Another option is to sow the wheat indoors about two weeks before setting it in the open ground. Set out the transplants five inches apart in all directions. About four weeks after the seed has sprouted, thin out any overcrowded patches, and at the same time remove any weeds. This should be the only work involved, apart from watering once a week if the weather is dry.
After the seed heads have fully formed, stop all watering and allow the wheat to ripen. The grain turns yellow at this stage and the seed heads begin to droop.
``Another indication of ripening,'' Creasy cautions, ``is a sudden interest on the part of birds.'' Harvest quickly at this stage or the garden will soon be filled with many contented birds and very little wheat.
In dry climates, the wheat can be left on the plant until the kernels are hard and cannot be dented by finger nails. In moist climates or where birds are a major problem, the wheat should be harvested when it has passed the milky stage but can still be dented when pressed between the finger nails. In this case the wheat will have to be further dried in a shed or other airy enclosure.
If the seed is fully dry, harvest by cutting off the individual seed heads with a pair of pruning shears. Otherwise, cut a good length of stalk along with the seed heads so that they can be bound together in sheaves for easy stacking or hanging indoors for further drying.
To thresh the wheat, simply place the seed heads in a cloth bag, hang it up, and hit it repeatedly. Creasy's preferred method is to wrap the grain in a sheet, spread it on the hard driveway and invite a few friends around to do a little soft-shoe dancing.

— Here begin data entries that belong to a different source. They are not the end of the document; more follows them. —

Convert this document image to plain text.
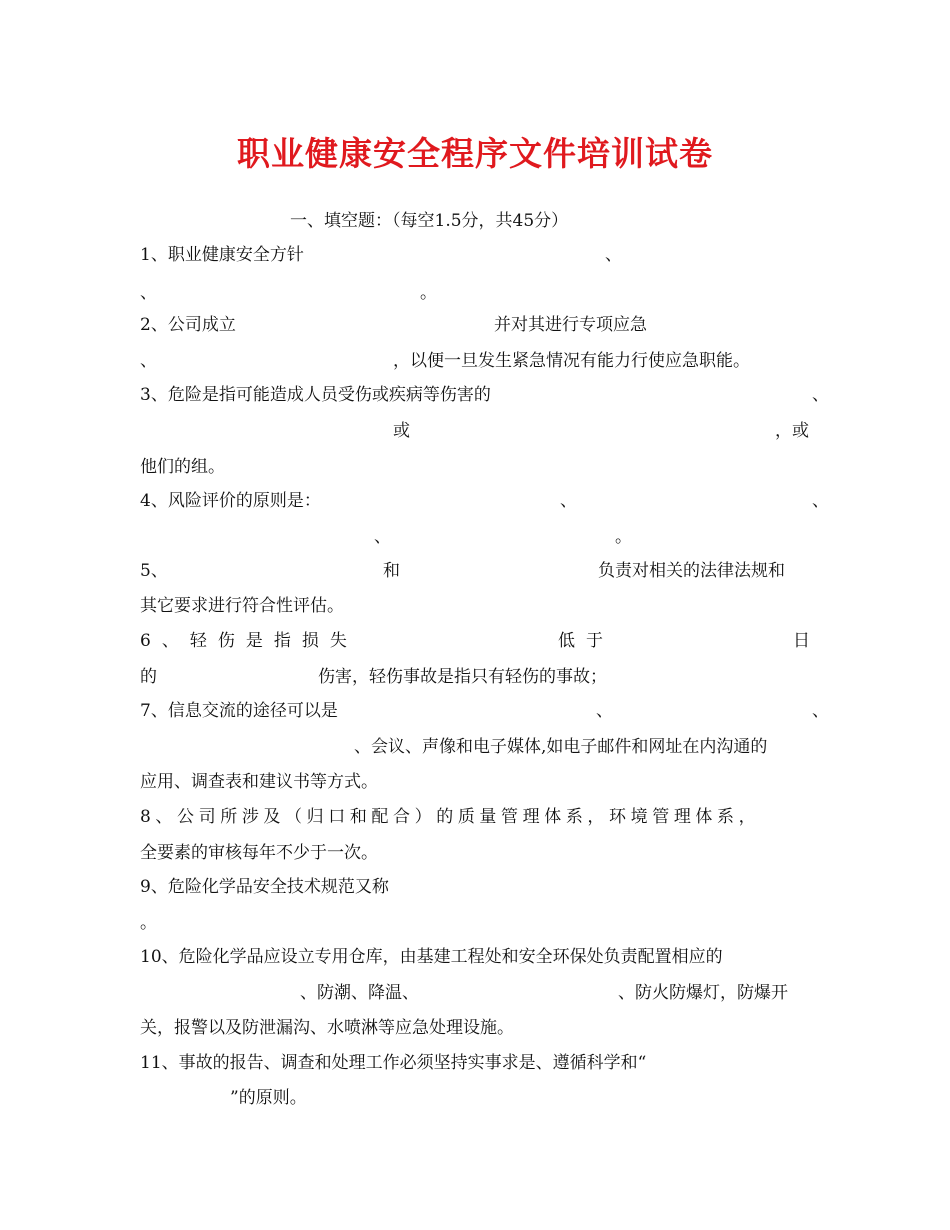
职业健康安全程序文件培训试卷
一、填空题：（每空1.5分，共45分）
1、职业健康安全方针	、
、	。
2、公司成立	并对其进行专项应急
、	，以便一旦发生紧急情况有能力行使应急职能。
3、危险是指可能造成人员受伤或疾病等伤害的	、
或	，或
他们的组。
4、风险评价的原则是：	、	、
、	。
5、	和	负责对相关的法律法规和
其它要求进行符合性评估。
6、轻伤是指损失	低于	日
的	伤害，轻伤事故是指只有轻伤的事故；
7、信息交流的途径可以是	、	、
、会议、声像和电子媒体,如电子邮件和网址在内沟通的
应用、调查表和建议书等方式。
8、公司所涉及（归口和配合）的质量管理体系，环境管理体系，
全要素的审核每年不少于一次。
9、危险化学品安全技术规范又称
。
10、危险化学品应设立专用仓库，由基建工程处和安全环保处负责配置相应的
、防潮、降温、	、防火防爆灯，防爆开
关，报警以及防泄漏沟、水喷淋等应急处理设施。
11、事故的报告、调查和处理工作必须坚持实事求是、遵循科学和“
”的原则。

Winnowing is done by pouring the threshed wheat from one bowl to another in a pleasant breeze. The wind blows away the chaff, leaving the heavier kernels to fall into the bowl. When Creasy winnowed her harvest last year, there was no breeze at all so she set up a vacuum cleaner in reverse and it worked perfectly. Don't hold the vacuum cleaner pipe too close to the falling wheat, she cautions, or the blast might be strong enough to blow some wheat off course.
From 66 square feet of wheat last year, Creasy harvested 10 pounds of grain. That's several times more productive than the square-foot production on an average American wheat farm.
Buying wheat seed to sow in your garden isn't as simple as, say, getting a packet of tomato seeds. Wheat just isn't a featured item in seed racks at the local garden center or hardware store. Try your local farm supply company instead, which might be prepared to sell a small quantity, or a natural food store. Otherwise, two mail-order seed companies that will supply small quantities of wheat seed to gardeners are: Bountiful Gardens, 5798 Ridgewood Rd., Willits, CA 95490; and Johnny's Selected Seeds, Foss Hill Rd., Albion, ME 04910.